Cuando Nick Currie decidió adoptar como sobrenombre artístico el del dios del sarcasmo, las burlas, escritores y poetas -Momus (Momo en español)- no estaba, en ningún caso, profanándolo o realizando una travesura juvenil sino dejando claro cuáles serían los parámetros de su vida artística. Porque Currie es el arlequín del pop. Un majestuoso y mordaz clown que ha convertido el rock en literatura y la literatura en un circo. Es uno de esos escasos artistas que no viven pegados a una imagen esplendorosa de sí mismos y de los que es posible afirmar que su presente es tan vivo como su pasado.

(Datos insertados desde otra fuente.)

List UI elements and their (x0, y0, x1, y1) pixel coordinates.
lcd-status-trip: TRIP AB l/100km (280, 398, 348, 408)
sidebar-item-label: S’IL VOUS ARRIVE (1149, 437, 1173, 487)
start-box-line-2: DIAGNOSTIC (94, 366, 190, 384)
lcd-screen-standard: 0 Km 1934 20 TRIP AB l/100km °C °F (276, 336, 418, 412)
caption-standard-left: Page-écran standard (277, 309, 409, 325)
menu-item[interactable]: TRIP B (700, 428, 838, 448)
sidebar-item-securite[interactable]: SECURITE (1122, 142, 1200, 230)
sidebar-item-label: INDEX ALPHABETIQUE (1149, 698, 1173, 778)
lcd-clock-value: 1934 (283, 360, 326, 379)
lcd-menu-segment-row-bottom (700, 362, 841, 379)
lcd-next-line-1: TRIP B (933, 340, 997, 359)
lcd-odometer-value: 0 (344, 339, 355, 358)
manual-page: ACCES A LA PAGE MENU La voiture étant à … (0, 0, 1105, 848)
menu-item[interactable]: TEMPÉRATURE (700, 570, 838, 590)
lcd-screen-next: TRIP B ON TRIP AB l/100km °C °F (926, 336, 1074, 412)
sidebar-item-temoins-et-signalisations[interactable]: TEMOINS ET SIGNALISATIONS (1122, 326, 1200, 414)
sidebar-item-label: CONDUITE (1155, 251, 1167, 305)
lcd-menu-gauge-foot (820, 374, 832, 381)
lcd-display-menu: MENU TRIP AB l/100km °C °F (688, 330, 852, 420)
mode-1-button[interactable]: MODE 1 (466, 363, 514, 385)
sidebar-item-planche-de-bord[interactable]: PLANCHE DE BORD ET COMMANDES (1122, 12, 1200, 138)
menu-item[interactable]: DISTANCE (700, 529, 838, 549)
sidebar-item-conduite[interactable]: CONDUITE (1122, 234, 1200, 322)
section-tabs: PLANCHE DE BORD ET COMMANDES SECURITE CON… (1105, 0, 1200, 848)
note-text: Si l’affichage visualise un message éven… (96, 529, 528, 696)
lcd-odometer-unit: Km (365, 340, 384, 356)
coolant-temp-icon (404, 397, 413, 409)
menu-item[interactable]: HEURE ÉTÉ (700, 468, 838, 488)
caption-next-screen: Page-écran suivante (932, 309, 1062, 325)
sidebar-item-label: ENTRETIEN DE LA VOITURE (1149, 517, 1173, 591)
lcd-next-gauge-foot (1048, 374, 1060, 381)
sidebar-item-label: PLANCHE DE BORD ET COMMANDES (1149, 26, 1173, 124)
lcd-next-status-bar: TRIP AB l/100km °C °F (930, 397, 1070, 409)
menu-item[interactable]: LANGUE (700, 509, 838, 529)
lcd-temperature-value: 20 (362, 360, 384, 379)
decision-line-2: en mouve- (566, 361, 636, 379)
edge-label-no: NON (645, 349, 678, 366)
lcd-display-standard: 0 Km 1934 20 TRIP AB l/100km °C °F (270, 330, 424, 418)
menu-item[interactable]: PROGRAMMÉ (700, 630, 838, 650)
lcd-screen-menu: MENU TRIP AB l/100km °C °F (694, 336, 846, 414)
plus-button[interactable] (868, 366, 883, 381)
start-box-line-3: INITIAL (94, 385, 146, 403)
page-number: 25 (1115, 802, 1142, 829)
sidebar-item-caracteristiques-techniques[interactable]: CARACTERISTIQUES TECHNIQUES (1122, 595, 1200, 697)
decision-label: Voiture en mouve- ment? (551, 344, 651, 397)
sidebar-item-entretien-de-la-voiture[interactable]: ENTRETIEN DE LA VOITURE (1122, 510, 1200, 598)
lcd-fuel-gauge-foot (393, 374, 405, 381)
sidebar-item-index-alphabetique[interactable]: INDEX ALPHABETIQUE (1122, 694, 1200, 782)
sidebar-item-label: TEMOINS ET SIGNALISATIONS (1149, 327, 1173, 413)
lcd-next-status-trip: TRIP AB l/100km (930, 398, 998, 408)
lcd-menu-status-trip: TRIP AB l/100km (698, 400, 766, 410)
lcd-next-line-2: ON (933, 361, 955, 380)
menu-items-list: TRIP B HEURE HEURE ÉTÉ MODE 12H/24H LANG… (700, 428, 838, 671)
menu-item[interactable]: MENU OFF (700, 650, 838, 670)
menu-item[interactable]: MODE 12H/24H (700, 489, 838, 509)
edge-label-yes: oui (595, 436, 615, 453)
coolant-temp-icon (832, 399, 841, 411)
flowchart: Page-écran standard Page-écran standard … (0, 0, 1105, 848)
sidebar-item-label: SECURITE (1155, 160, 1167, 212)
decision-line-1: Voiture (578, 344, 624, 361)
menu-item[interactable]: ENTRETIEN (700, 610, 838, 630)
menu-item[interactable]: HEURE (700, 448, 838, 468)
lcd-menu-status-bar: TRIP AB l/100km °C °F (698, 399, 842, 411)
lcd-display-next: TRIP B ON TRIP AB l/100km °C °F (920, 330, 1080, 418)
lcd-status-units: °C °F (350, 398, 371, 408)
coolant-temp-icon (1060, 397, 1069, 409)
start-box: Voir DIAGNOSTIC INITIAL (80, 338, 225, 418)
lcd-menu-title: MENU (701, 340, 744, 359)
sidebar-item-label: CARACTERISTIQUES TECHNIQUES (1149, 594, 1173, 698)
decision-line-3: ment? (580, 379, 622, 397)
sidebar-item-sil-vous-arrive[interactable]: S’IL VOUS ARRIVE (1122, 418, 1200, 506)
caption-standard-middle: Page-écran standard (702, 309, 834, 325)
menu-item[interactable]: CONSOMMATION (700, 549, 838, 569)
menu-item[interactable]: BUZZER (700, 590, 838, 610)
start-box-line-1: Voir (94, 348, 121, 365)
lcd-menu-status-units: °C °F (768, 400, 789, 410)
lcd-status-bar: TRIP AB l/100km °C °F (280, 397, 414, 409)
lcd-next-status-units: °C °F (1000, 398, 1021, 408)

Lleva, sin ir más lejos, un montón de años publicando un disco anual en el que da cuenta de su estado de ánimo y sus recurrentes obsesiones y si bien es cierto que sus 10 primeros Lps son probablemente los mejores de su discografía, sus últimas obras mantienen el tipo con mucha dignidad. Continúan aportando colorido al traje de uno de esos escasos artistas que vive a pie de tierra. Cualquiera que lo desee puede, por ejemplo, contratar a Currie por una módica cifra y el pirata rabeleisano del pop le dará un recital privado en su casa, suele interactuar constantemente con sus fans en Instagram u otras redes sociales y además, es tan poco egocéntrico y amante de los gigantes musicales en los que su vida se inspiró, que no le importa que quien le pague, lo haga para que interprete exclusivamente sus nocturnas e inquietantes versiones del cancionero de David Bowie. Él es el primero que con mucho gusto se ofrece a homenajear la figura del fascinante camaleón y así poder continuar dedicándose exclusivamente al arte. A rellenar cuadernos sucios con el lápiz.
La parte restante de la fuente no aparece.